Тем временем прокопченное жерло трубы изрыгало к сияющему осеннему небу горький холодноватый дым, потому как груды удивительнейшего старья, накопившегося за годы, были преданы огню и тем самым употреблены с пользой – для подогревания воды. Метле удалось обнаружить мусора не много, ведь дядюшка Йоши регулярно подметал пол: зато старые газеты и календари, какие-то деревяшки неизвестного назначения, ремни, коробки, бечевки, предметы одежды – словом, всякая рухлядь с полок перекочевала в огромную, беззубую пасть топки котла, которая, жадно давясь, глотала корчащиеся в огне предметы и выплевывала вонючий дым иногда даже в переднее помещение.

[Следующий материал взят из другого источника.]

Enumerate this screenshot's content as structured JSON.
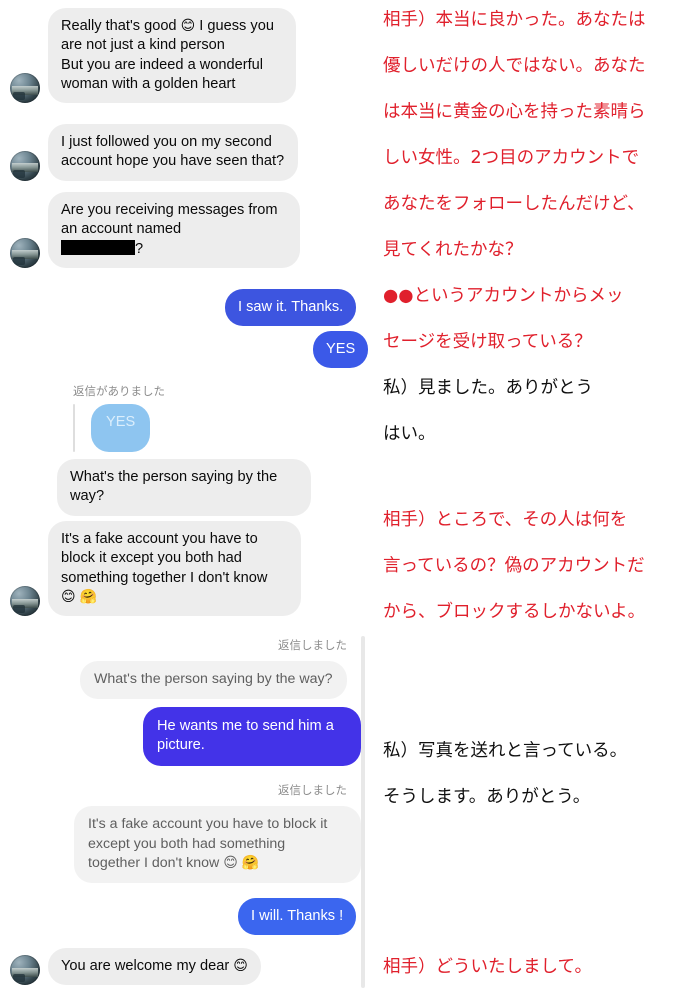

Меж тем тетушка Кати и Бёшке смахнули паутину и подмели пол в подвале, прошлись метлой и по сводчатым стенам, наскоро отскребли щетками все, что нельзя было стронуть с места, а остальное, чтобы отмыть-отскоблить как следует, вынесли за порог, оставив после себя тяжелый, насыщенный парами запах прачечной.
Столик, стулья, тыква-цедилка, мебель и хозяйственный инструмент из комнатки и переднего помещения дожидались своей очереди перед давильней, и тут уж и Маришка разошлась вовсю, не жалея мыла и щелока, с твердым намерением продемонстрировать своим помощницам, как надлежит работать щеткой и скребком…
Удивление женщин Маришка сочла лестным для себя признанием своих заслуг, подумав при этом, что слух о ней как о радивой хозяйке разойдется по селу и сослужит ей добрую службу…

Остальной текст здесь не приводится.